In just 128 pages, we also encounter not-quite-funny comedy of errors (misunderstandings which keep lovers apart, end friendships, force our lovely nurse into another bad relationship with another drunk — excuse me, “alcoholic”), a near-death by criminally drug-induced abortion, and almost remarkably, some sort of (twisted for the dishrag character — but typical for the genre) pride which keeps Rita from advancing upon her romantic goals and having a lifetime of bliss.
Along the way, the best friend, Nurse Cougar Connie, has to be lost because Nurse Cougar Connie can’t handle losing the man she loves to her friend, Rita — no matter how amicably she feels towards the couple, even sacrificing herself to reunite the lovers.
In the end, it’s the love her child which is said to force Rita to make the tough choices & win herself the man she loves — but only upon hearing that Glenn loves her.
It is supposedly convenient, in terms of book length, for mom & sister to send themselves packing at this time. They run off with money obtained from the wealthy doctor in town who wishes to cover-up the fact that not only did his son knock Nadine up but is the person responsible for giving Nadine the near-fatal Ergot. (I could applaud that the author didn’t give us the standard evil girl fakes pregnancy plot, but we are given the equally typical morality of Evil Immoral Nadine using an abortion juxtaposed against Good Girl Nurse Rita becoming a mother.) In any case, when the lazy money-hungry duo leave town, they leave a huge legal issue for our nurse Rita who is suspected of at least dispensing the Ergot — but the author has decided just-never-you-mind-that because our heroine’s got her baby a daddy & herself a man!
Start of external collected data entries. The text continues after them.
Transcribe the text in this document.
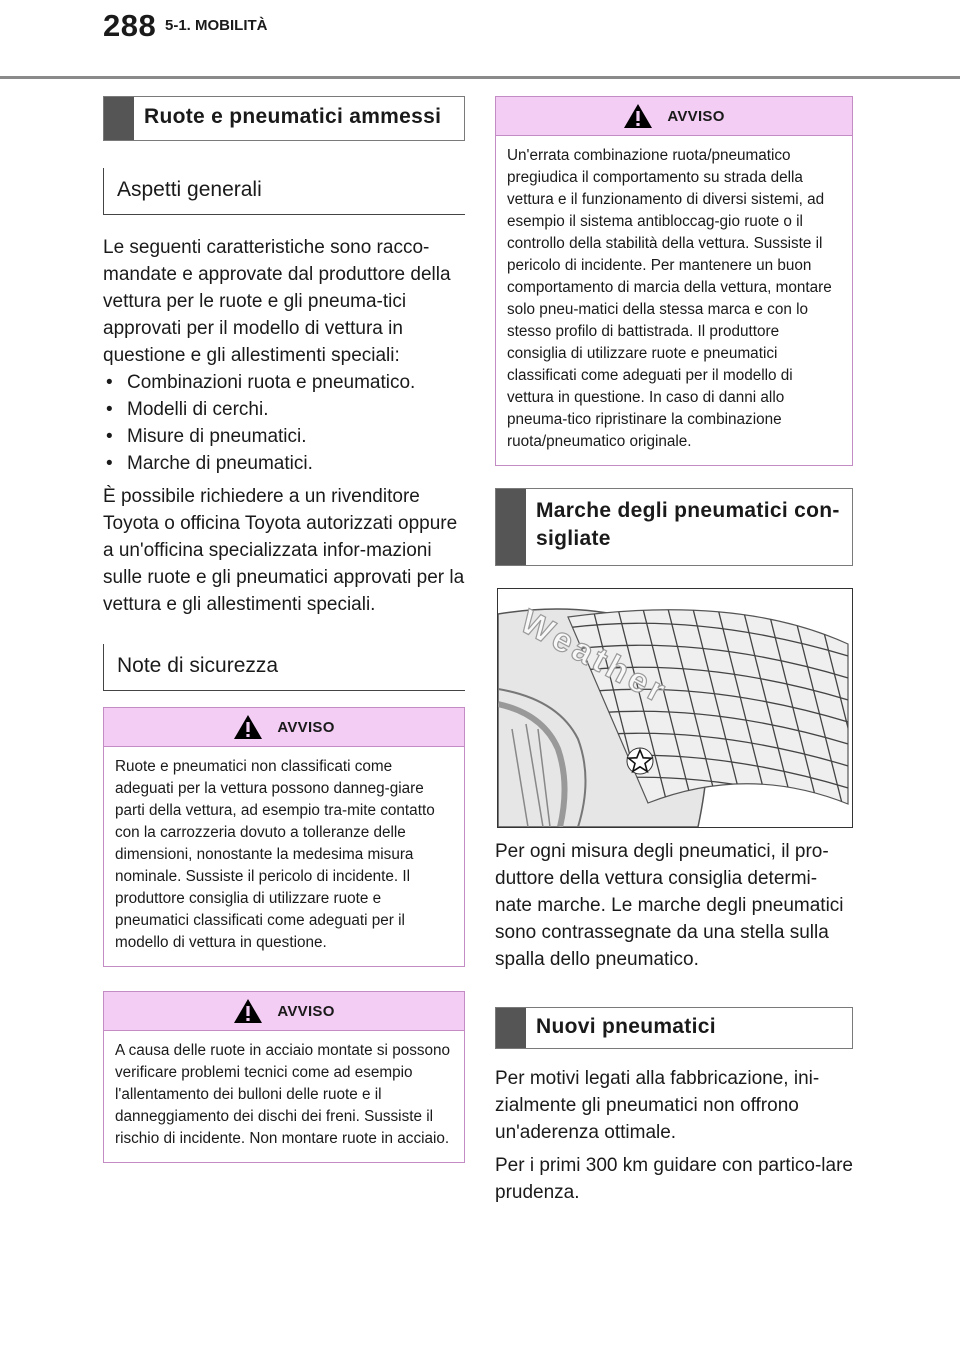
288 5-1. MOBILITÀ
Ruote e pneumatici ammessi
Aspetti generali

Le seguenti caratteristiche sono racco-mandate e approvate dal produttore della vettura per le ruote e gli pneuma-tici approvati per il modello di vettura in questione e gli allestimenti speciali:

• Combinazioni ruota e pneumatico.
• Modelli di cerchi.
• Misure di pneumatici.
• Marche di pneumatici.

È possibile richiedere a un rivenditore Toyota o officina Toyota autorizzati oppure a un'officina specializzata infor-mazioni sulle ruote e gli pneumatici approvati per la vettura e gli allestimenti speciali.

Note di sicurezza
AVVISO
Ruote e pneumatici non classificati come adeguati per la vettura possono danneg-giare parti della vettura, ad esempio tra-mite contatto con la carrozzeria dovuto a tolleranze delle dimensioni, nonostante la medesima misura nominale. Sussiste il pericolo di incidente. Il produttore consiglia di utilizzare ruote e pneumatici classificati come adeguati per il modello di vettura in questione.
AVVISO
A causa delle ruote in acciaio montate si possono verificare problemi tecnici come ad esempio l'allentamento dei bulloni delle ruote e il danneggiamento dei dischi dei freni. Sussiste il rischio di incidente. Non montare ruote in acciaio.
AVVISO
Un'errata combinazione ruota/pneumatico pregiudica il comportamento su strada della vettura e il funzionamento di diversi sistemi, ad esempio il sistema antibloccag-gio ruote o il controllo della stabilità della vettura. Sussiste il pericolo di incidente. Per mantenere un buon comportamento di marcia della vettura, montare solo pneu-matici della stessa marca e con lo stesso profilo di battistrada. Il produttore consiglia di utilizzare ruote e pneumatici classificati come adeguati per il modello di vettura in questione. In caso di danni allo pneuma-tico ripristinare la combinazione ruota/pneumatico originale.
Marche degli pneumatici con-sigliate
Weather

Per ogni misura degli pneumatici, il pro-duttore della vettura consiglia determi-nate marche. Le marche degli pneumatici sono contrassegnate da una stella sulla spalla dello pneumatico.

Nuovi pneumatici

Per motivi legati alla fabbricazione, ini-zialmente gli pneumatici non offrono un'aderenza ottimale.

Per i primi 300 km guidare con partico-lare prudenza.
The final words of the book leave us with the happy couple discussing nuptials and the love nurse Rita & her son have for their soon-to-be new names. We are, thankfully, spared the “Mrs. Dr.” part; but one doesn’t need any real imagination to see the writing on the wall…
Liberated non-dishrag Rita will sacrifice her career for her man’s, her needs for his needs — and if she doesn’t sacrifice herself further for her son’s needs, the son’s needs will be sacrificed for hubby’s.
Eventually, Rita will be the alcoholic.
Or maybe I’m just reading to damn much into this.
No, I don’t think so.
Astonishingly, aficionados of nurse novels claim that books by Cinderella Nurse author Jane Converse are “more sophisticated” than most — of course, you’ll have to decide for yourself if that comment, posted by Jenny here, is accurate or not:
Speaking from experience: the story lines of most nurse books make the plot of any episode of Scooby-Doo look like Plato’s “Republic”—in the original Greek.
I say most nurse books, because the story lines of the more sophisticated nurse books (“Cherry Ames,” “Sue Barton,” any Jane Converse) only make Scooby-Doo look like, say, “Hedda Gabler”–or maybe “The Mill on the Floss”–in comparison.
I can’t say that Cinderella Nurse is a good book; but I can’t say it wasn’t worth the read either… For 50 cents, I was able to sigh, groan and rant — which has some value. So perhaps, given it’s short length & low price one could say that this retro nurse romance novel (for others are not quite as bad) is a fine beach read — provided you & the girls are at the beach with margaritas. You’ll have plenty of snark to rim your glasses with.